Время. Московское время. Шаги саженьи Страны Советов. Девятая пятилетка. Первая пятилетка.
«…Сейчас… интересно мысленно вернуться к той поре созидательного энтузиазма, которая обозначена рубежами первой пятилетки», — писалось в газете. — Страницы «Правды» 1932 года… Снимок во всю ширь — в пене волн дуга Днепровской плотины — «крупнейшей гидроэлектростанции в мире»… «Урало-Кузнецкий комбинат — несокрушимый оплот на Востоке Союза». Сообщения об успехах первых автомобильных и тракторных заводов… Статья, начинающаяся с объяснения слова «комбайн», репортажи об открытии «первой троллейбусной линии в Москве», о выпуске «первой советской пишущей машинки» и «первого советского блюминга». На Чукотском полуострове, «там, где кочуют племена и народности, сохранившие в своем быту остатки родового строя», открылись первые три школы. И тут же другое сообщение: «По всему Союзу всеобщее обязательное начальное обучение введено».

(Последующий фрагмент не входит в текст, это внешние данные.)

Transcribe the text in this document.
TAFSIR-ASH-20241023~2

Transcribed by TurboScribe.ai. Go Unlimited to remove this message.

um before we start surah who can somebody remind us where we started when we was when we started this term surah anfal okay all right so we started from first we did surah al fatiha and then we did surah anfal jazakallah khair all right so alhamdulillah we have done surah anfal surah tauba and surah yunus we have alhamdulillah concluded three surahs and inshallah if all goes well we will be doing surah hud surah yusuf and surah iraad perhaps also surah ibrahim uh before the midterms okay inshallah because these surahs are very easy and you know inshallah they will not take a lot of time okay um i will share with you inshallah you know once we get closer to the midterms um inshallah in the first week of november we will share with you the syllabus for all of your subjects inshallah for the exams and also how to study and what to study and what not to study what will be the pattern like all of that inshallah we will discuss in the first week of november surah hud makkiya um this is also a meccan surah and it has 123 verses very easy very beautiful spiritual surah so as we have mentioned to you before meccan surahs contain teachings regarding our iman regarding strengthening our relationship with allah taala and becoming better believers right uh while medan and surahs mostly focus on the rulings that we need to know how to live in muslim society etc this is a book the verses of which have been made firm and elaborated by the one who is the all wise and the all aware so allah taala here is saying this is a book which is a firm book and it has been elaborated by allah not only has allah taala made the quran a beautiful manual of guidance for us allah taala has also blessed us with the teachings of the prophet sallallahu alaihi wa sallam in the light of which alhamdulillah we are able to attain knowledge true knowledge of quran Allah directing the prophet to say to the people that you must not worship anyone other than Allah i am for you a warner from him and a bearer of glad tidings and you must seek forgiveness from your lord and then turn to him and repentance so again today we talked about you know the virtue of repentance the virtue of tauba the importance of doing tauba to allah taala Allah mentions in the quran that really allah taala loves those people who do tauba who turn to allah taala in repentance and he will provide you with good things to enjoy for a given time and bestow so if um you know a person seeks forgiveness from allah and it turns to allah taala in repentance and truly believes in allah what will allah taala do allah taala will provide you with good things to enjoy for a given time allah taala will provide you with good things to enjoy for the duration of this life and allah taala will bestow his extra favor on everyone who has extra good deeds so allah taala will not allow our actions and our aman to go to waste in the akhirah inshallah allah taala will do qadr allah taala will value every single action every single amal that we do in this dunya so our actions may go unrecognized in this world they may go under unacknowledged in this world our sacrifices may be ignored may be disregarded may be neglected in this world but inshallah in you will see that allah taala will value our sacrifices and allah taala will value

Время. Время родиться. Время расти. Время сопоставлять. Время думать. 1932 год. Меня еще не было. Но был Север, белое безмолвие, где кочевали племена, сохранившие в своем быту остатки родового строя. По белому безмолвию уже шел мой отец, стараясь распутать мудрый соболиный след. Белой тишиной наслаждалась моя мать, мечтая о моих сказочных шагах. Белую сказку сказывала бабушка, стараясь согреть очаг сказочным слогом. Белую тишину нарушал камланием дедушка, стуча в божественный бубен из священной шкуры белого оленя. Криком бубна он отгонял злых духов, звал добрых. Дедушка славился своей ворожбой. Тогда это еще было славой в краю белой тишины.
Дедушка… Всегда внимательный к чужой беде, серьезный, он внушал к себе доверие. Он говорил, что имеет постоянное общение с духами, служа посредником между ними и людьми. Таежные люди верили духам больше, чем себе. От духов, казалось им, зависела не только удача в промыслах и здоровье, но и сама жизнь. В школу недавно построенной культбазы таежники не хотели отдавать своих детей. Пустовала и новая больница. Люди шли к шаманам. С малыми просьбами, с малыми делами шли к малым шаманам. Тропинки к «священным урочищам» не заросли еще травой. Там стояли капища. В капищах «сидели» идолы богов. Идолам приносили жертвы. Перед ними устраивали шумные игрища, камлания. На игрищах в селеньях чудодействовал шаман. Отец мой не успел стать коммунистом. О колхозах на Севере тогда еще только подумывали.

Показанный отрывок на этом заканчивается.